Quantum Circuits for the heat equation with physical boundary conditions via Schrodingerisation
Shi Jin, Nana Liu, Yue Yu
TL;DR
The paper tackles the problem of quantum-simulating PDEs with physical boundary conditions, where non-unitary dynamics hinder direct quantum simulation. It leverages Schrödingerisation to map linear PDEs to Schrödinger-type systems in an augmented dimension, enabling unitary time evolution. Two principal approaches are developed to handle inhomogeneous terms from time-dependent boundaries: (i) a Duhamel/Lcu-based method for the integral term, and (ii) augmentation to convert to a homogeneous, autonomous problem followed by non-autonomous-to-autonomous transformation.
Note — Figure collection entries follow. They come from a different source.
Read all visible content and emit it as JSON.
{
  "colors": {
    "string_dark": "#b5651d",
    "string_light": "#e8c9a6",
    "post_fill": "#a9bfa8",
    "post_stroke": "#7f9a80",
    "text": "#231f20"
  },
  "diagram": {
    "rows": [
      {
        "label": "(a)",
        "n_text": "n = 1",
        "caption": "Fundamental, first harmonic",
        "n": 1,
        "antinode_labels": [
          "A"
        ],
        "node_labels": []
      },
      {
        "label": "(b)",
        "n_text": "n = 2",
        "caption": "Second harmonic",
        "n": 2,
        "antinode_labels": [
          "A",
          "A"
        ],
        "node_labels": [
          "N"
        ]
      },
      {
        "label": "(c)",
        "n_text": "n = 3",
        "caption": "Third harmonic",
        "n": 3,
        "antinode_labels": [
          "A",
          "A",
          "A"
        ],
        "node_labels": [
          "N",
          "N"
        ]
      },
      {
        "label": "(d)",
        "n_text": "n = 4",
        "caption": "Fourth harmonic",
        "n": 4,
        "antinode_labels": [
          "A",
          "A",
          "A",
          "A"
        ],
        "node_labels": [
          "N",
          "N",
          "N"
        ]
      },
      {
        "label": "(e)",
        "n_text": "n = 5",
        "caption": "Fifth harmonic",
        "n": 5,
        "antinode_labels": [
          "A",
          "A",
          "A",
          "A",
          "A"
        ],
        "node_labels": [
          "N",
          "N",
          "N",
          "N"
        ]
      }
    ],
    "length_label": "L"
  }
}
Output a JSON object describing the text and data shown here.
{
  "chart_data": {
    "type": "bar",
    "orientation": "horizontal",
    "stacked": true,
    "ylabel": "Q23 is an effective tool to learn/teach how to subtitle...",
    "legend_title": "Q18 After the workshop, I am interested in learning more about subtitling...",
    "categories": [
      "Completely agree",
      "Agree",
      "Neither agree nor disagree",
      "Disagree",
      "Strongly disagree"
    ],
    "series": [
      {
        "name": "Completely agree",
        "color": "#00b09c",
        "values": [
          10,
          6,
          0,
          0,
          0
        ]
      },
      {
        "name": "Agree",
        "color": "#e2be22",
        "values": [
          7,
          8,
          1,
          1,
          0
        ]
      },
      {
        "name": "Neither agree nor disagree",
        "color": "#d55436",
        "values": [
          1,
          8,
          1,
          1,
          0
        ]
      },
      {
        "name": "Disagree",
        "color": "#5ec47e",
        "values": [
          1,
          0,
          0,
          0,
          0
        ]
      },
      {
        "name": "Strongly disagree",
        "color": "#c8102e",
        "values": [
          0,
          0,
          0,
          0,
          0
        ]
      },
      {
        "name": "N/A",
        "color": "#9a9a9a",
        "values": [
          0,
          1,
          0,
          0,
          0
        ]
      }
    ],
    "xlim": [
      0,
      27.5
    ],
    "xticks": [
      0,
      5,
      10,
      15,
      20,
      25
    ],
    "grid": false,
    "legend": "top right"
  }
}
A detailed circuit construction is provided for the heat equation under various boundary conditions, including complexity analyses and a comparison with autonomisation against the LCU approach, with broader implications for quantum simulation of PDEs in bounded domains.
Abstract
This paper explores the explicit design of quantum circuits for quantum simulation of partial differential equations (PDEs) with physical boundary conditions. These equations and/or their discretized forms usually do not evolve via unitary dynamics, thus are not suitable for quantum simulation. Boundary conditions (either time-dependent or independent) make the problem more difficult. To tackle this challenge, the Schrodingerisation method can be employed, which converts linear partial and ordinary differential equations with non-unitary dynamics into systems of Schrodinger-type equations, via the so-called warped phase transformation that maps the equation into one higher dimension. Despite advancements in Schrodingerisation techniques, the explicit implementation of quantum circuits for solving general PDEs, especially with physical boundary conditions, remains underdeveloped. We present two methods for handling the inhomogeneous terms arising from time-dependent physical boundary conditions. One approach utilizes Duhamel's principle to express the solution in integral form and employs linear combination of unitaries (LCU) for coherent state preparation. Another method applies an augmentation to transform the inhomogeneous problem into a homogeneous one. We then apply the quantum simulation technique from [CJL23] to transform the resulting non-autonomous system to an autonomous system in one higher dimension. We provide detailed implementations of these two methods and conduct a comprehensive complexity analysis in terms of queries to the time evolution input oracle.